Although the seven scientific instruments on board Mars Express are still undergoing a thorough calibration phase, they have already started collecting amazing results. The first high-resolution images and spectra of Mars have already been acquired.
This first spectacular stereoscopic colour picture was taken on 14 January 2004 by ESA's Mars Express satellite from 275 km above the surface of Mars by the High Resolution Stereo Camera (HRSC).
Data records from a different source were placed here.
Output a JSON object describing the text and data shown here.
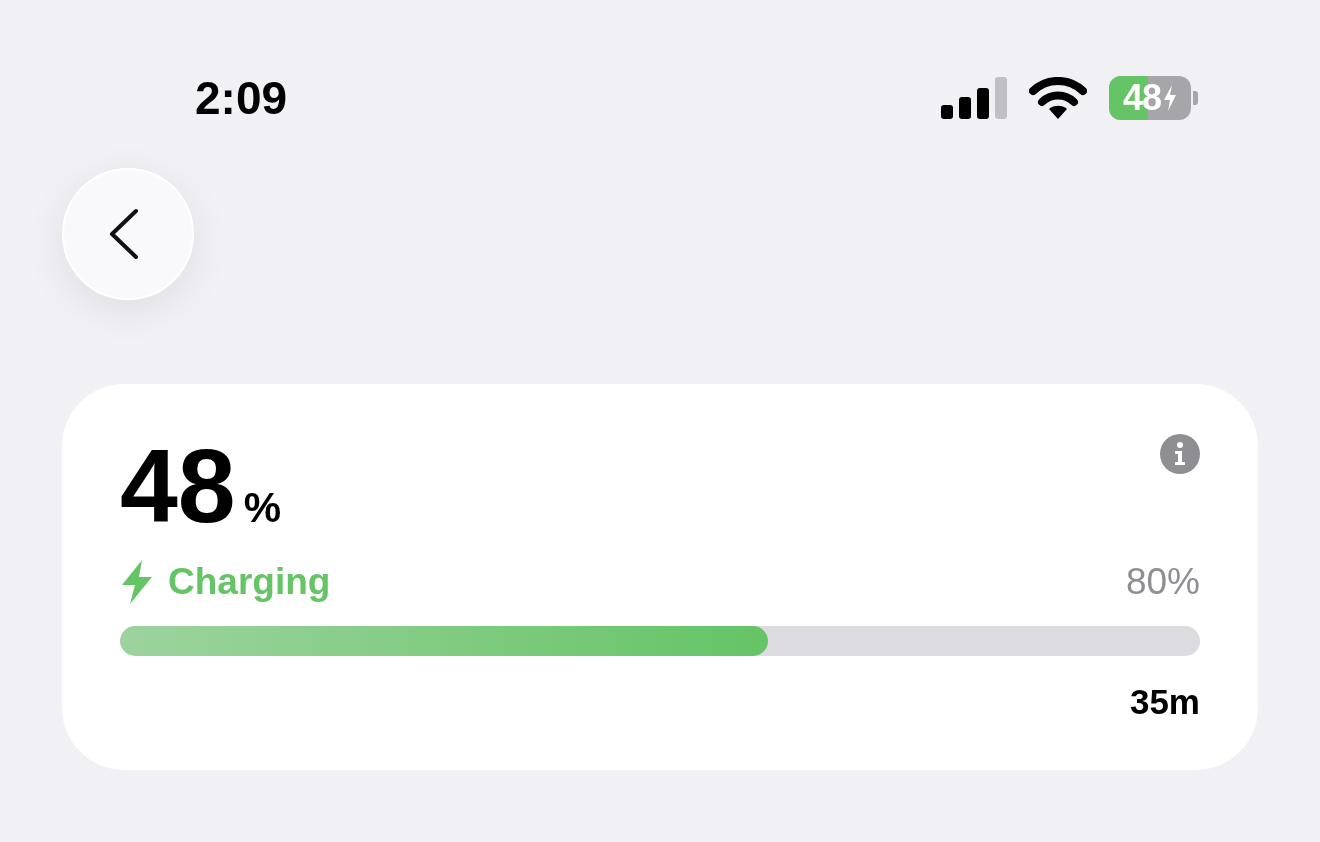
{
  "status_bar": {
    "time": "2:09",
    "battery": "48"
  },
  "card": {
    "percent": "48",
    "unit": "%",
    "status": "Charging",
    "limit": "80%",
    "level": 0.6,
    "remaining": "35m"
  }
}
The picture shows a portion of a 1700 km long and 65 km wide swath which was taken in south-north direction across the Grand Canyon of Mars (Valles Marineris). It is the first image of this size that shows the surface of Mars in high resolution (12 metres per pixel), in colour, and in 3D. The total area of the image on the Martian surface (top left corner) corresponds to 120 000 km². The lower part of the picture shows the same region in perspective view as if seen from a low-flying aircraft. This perspective view was generated on a computer from the original image data. One looks at a landscape which has been predominantly shaped by the erosional action of water. Millions of cubic kilometres of rock have been removed, and the surface features seen now such as mountain ranges, valleys, and mesas, have been formed.